Date Updated: 26 July 2007
Herbarium
Royal Botanic Gardens, Kew (K)
Collection
Flora Zambesiaca
Resource Type
Reference Sources
Entry From
FZ, Vol 2, Part 2, page 494, (1966) Author: A. W. Exell
Names
Allophylus L. [family SAPINDACEAE], Sp. Pl. 1: 348 (1753); Gen. Pl. ed. 5: 164 (1754).
Information
Trees or shrubs. Leaves (1) 3-foliolate, usually minutely glandular beneath. Inflorescence a racemoid or paniculate thyrse. Flowers monoecious (? rarely polygamo-dioecious) usually male and female in the same inflorescence (the female usually apparently hermaphrodite but the anthers sterile), small, greenish, white or yellowish. Sepals 4, the 2 outer ones larger, imbricate. Petals 4, clavate or spathulate with an emarginate apex, each with a usually (always in our species) hairy scale. Disk unilateral, usually 4-lobed. Stamens 8 (rarely fewer), slightly connate at the base, somewhat shorter in the female flowers (staminodes). Ovary deeply 2–3-lobed; loculi 1-ovulate; style 2–3-fid. Fruit drupaceous, of 2–3 cocci or frequently of 1 coccus by abortion. Seeds obovoid, without arillodes, usually (always in our species) glabrous.
Notes
As far as my dissections show, the functionally female flowers usually develop first and for this reason the length given for the filaments in the male flowers may sometimes be too short owing to their immaturity.

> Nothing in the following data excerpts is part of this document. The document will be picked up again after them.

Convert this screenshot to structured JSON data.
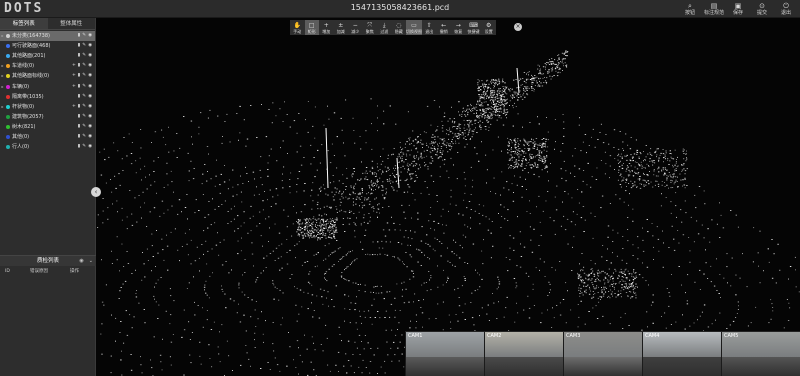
{
  "app": {
    "logo": "DOTS",
    "filename": "1547135058423661.pcd"
  },
  "top_actions": [
    {
      "label": "按钮",
      "icon": "⌕"
    },
    {
      "label": "标注规范",
      "icon": "▤"
    },
    {
      "label": "保存",
      "icon": "▣"
    },
    {
      "label": "提交",
      "icon": "⊙"
    },
    {
      "label": "退出",
      "icon": "⏻"
    }
  ],
  "sidebar": {
    "tabs": [
      {
        "label": "标签列表"
      },
      {
        "label": "整体属性"
      }
    ],
    "labels": [
      {
        "text": "未分类(164738)",
        "color": "#cfcfcf",
        "expand": "▸",
        "selected": true,
        "add": false
      },
      {
        "text": "可行驶路面(468)",
        "color": "#3a6ff0",
        "expand": "",
        "selected": false,
        "add": false
      },
      {
        "text": "其他路面(201)",
        "color": "#3aa9f0",
        "expand": "",
        "selected": false,
        "add": false
      },
      {
        "text": "车道线(0)",
        "color": "#f0a020",
        "expand": "▸",
        "selected": false,
        "add": true
      },
      {
        "text": "其他路面标线(0)",
        "color": "#e0d020",
        "expand": "▸",
        "selected": false,
        "add": true
      },
      {
        "text": "车辆(0)",
        "color": "#d020d0",
        "expand": "▸",
        "selected": false,
        "add": true
      },
      {
        "text": "隔离带(1035)",
        "color": "#e03030",
        "expand": "",
        "selected": false,
        "add": false
      },
      {
        "text": "杆状物(0)",
        "color": "#20d0d0",
        "expand": "▸",
        "selected": false,
        "add": true
      },
      {
        "text": "建筑物(2057)",
        "color": "#20a040",
        "expand": "",
        "selected": false,
        "add": false
      },
      {
        "text": "树木(821)",
        "color": "#30c030",
        "expand": "",
        "selected": false,
        "add": false
      },
      {
        "text": "其他(0)",
        "color": "#3050d0",
        "expand": "",
        "selected": false,
        "add": false
      },
      {
        "text": "行人(0)",
        "color": "#20b0b0",
        "expand": "",
        "selected": false,
        "add": false
      }
    ],
    "qc": {
      "title": "质检列表",
      "columns": [
        "ID",
        "错误原因",
        "操作"
      ]
    }
  },
  "toolbar": [
    {
      "label": "手动",
      "icon": "✋",
      "active": false
    },
    {
      "label": "矩形",
      "icon": "□",
      "active": true
    },
    {
      "label": "增加",
      "icon": "+",
      "active": false
    },
    {
      "label": "加减",
      "icon": "±",
      "active": false
    },
    {
      "label": "减少",
      "icon": "−",
      "active": false
    },
    {
      "label": "聚焦",
      "icon": "⤧",
      "active": false
    },
    {
      "label": "过滤",
      "icon": "⤓",
      "active": false
    },
    {
      "label": "隐藏",
      "icon": "◌",
      "active": false
    },
    {
      "label": "切换视图",
      "icon": "▭",
      "active": true
    },
    {
      "label": "退出",
      "icon": "⇧",
      "active": false
    },
    {
      "label": "撤销",
      "icon": "←",
      "active": false
    },
    {
      "label": "恢复",
      "icon": "→",
      "active": false
    },
    {
      "label": "快捷键",
      "icon": "⌨",
      "active": false
    },
    {
      "label": "设置",
      "icon": "⚙",
      "active": false
    }
  ],
  "cameras": [
    {
      "label": "CAM1",
      "sky": "#9ea3a6",
      "ground": "#5b5b5b"
    },
    {
      "label": "CAM2",
      "sky": "#b4b2a8",
      "ground": "#4a4a4a"
    },
    {
      "label": "CAM3",
      "sky": "#8d8d8a",
      "ground": "#6d6d6d"
    },
    {
      "label": "CAM4",
      "sky": "#b8bcbf",
      "ground": "#3f3f3f"
    },
    {
      "label": "CAM5",
      "sky": "#9a9d9c",
      "ground": "#555555"
    }
  ]
}
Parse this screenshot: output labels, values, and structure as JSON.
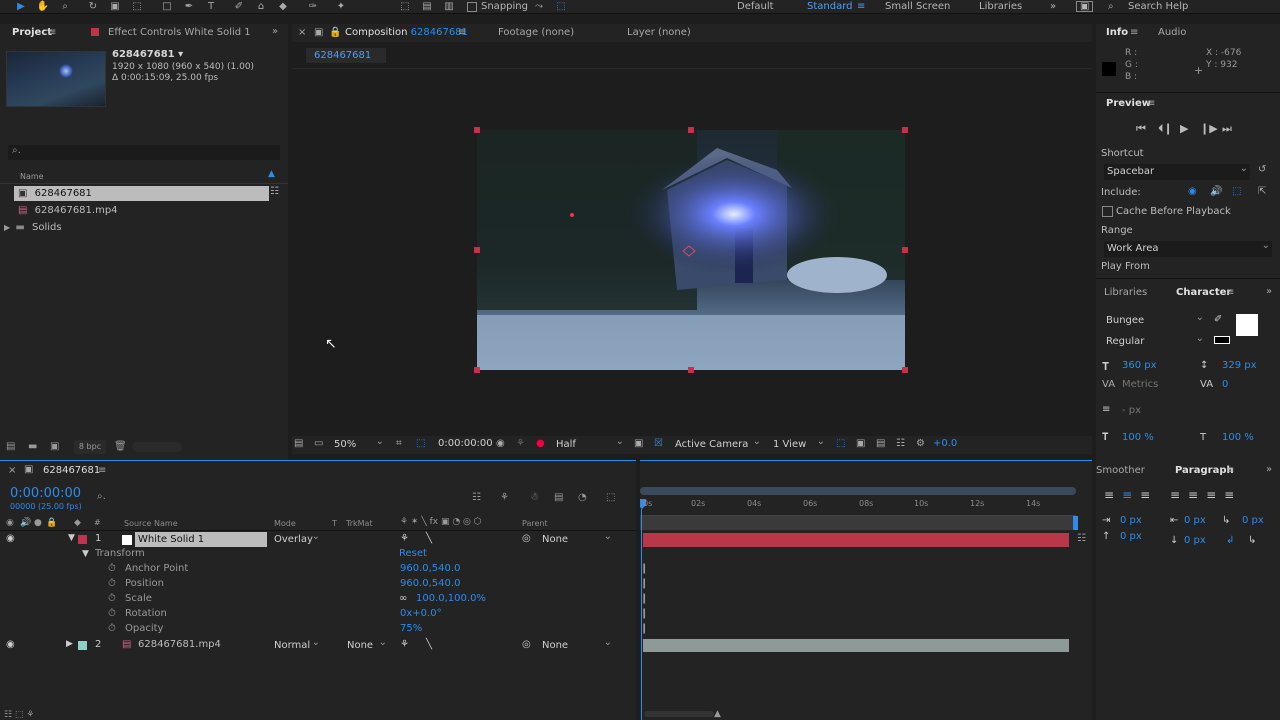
{
  "toolbar": {
    "snapping_label": "Snapping",
    "workspaces": [
      "Default",
      "Standard",
      "Small Screen",
      "Libraries"
    ],
    "search_help": "Search Help"
  },
  "project_panel": {
    "tab_project": "Project",
    "tab_effect_controls": "Effect Controls White Solid 1",
    "item_name": "628467681 ▾",
    "item_meta1": "1920 x 1080 (960 x 540) (1.00)",
    "item_meta2": "Δ 0:00:15:09, 25.00 fps",
    "column_name": "Name",
    "items": [
      "628467681",
      "628467681.mp4",
      "Solids"
    ],
    "bpc": "8 bpc"
  },
  "composition_panel": {
    "tab_label": "Composition",
    "tab_comp_name": "628467681",
    "tab_footage": "Footage (none)",
    "tab_layer": "Layer (none)",
    "breadcrumb": "628467681",
    "zoom": "50%",
    "timecode": "0:00:00:00",
    "resolution": "Half",
    "camera": "Active Camera",
    "views": "1 View",
    "exposure": "+0.0"
  },
  "info_panel": {
    "tab_info": "Info",
    "tab_audio": "Audio",
    "r": "R :",
    "g": "G :",
    "b": "B :",
    "x": "X : -676",
    "y": "Y : 932"
  },
  "preview_panel": {
    "title": "Preview",
    "shortcut_label": "Shortcut",
    "shortcut_value": "Spacebar",
    "include_label": "Include:",
    "cache_label": "Cache Before Playback",
    "range_label": "Range",
    "range_value": "Work Area",
    "play_from_label": "Play From"
  },
  "character_panel": {
    "tab_libraries": "Libraries",
    "tab_character": "Character",
    "font": "Bungee",
    "style": "Regular",
    "size": "360 px",
    "leading": "329 px",
    "kerning": "Metrics",
    "tracking": "0",
    "stroke": "- px",
    "vscale": "100 %",
    "hscale": "100 %"
  },
  "paragraph_panel": {
    "tab_smoother": "Smoother",
    "tab_paragraph": "Paragraph",
    "values": [
      "0 px",
      "0 px",
      "0 px",
      "0 px",
      "0 px"
    ]
  },
  "timeline": {
    "tab_name": "628467681",
    "timecode": "0:00:00:00",
    "timecode_sub": "00000 (25.00 fps)",
    "col_source_name": "Source Name",
    "col_mode": "Mode",
    "col_t": "T",
    "col_trkmat": "TrkMat",
    "col_parent": "Parent",
    "ruler": [
      "0s",
      "02s",
      "04s",
      "06s",
      "08s",
      "10s",
      "12s",
      "14s"
    ],
    "layer1": {
      "num": "1",
      "name": "White Solid 1",
      "mode": "Overlay",
      "parent": "None"
    },
    "transform_label": "Transform",
    "reset_label": "Reset",
    "props": [
      {
        "name": "Anchor Point",
        "value": "960.0,540.0"
      },
      {
        "name": "Position",
        "value": "960.0,540.0"
      },
      {
        "name": "Scale",
        "value": "100.0,100.0%"
      },
      {
        "name": "Rotation",
        "value": "0x+0.0°"
      },
      {
        "name": "Opacity",
        "value": "75%"
      }
    ],
    "layer2": {
      "num": "2",
      "name": "628467681.mp4",
      "mode": "Normal",
      "trkmat": "None",
      "parent": "None"
    }
  },
  "colors": {
    "accent": "#2d8ceb",
    "layer1_bar": "#b8384a",
    "layer2_bar": "#8e9a98",
    "solid_label": "#c0334a"
  }
}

The glomerule or cymule usually (or at least often) consists of one female flower and several male ones.The taxonomy of the species of this genus is unusually difficult as nearly all the species appear to hybridize (though I know of no experimental evidence of this), the leaflets are very variable in shape and indumentum and the flowers provide few characters of value in classification. It is difficult to avoid using the character of “branched” or “unbranched” inflorescences in the key and in good specimens this is usually not difficult to determine; but poor or depauperated specimens, probably normally “branched”, may not show the character, while species with normally “unbranched” inflorescences may occasionally show a small branch. The inflorescences are never truly simple as the flowers are grouped in small subsessile glomerules or shortly pedunculate cymules along the axis or axes and this is technically branching.The classification here proposed is still far from satisfactory but only experimental work can disentangle the taxonomy. The fruits may well provide useful characters but so relatively few fruiting specimens have been collected that there is little point in using fruit-characters in the key.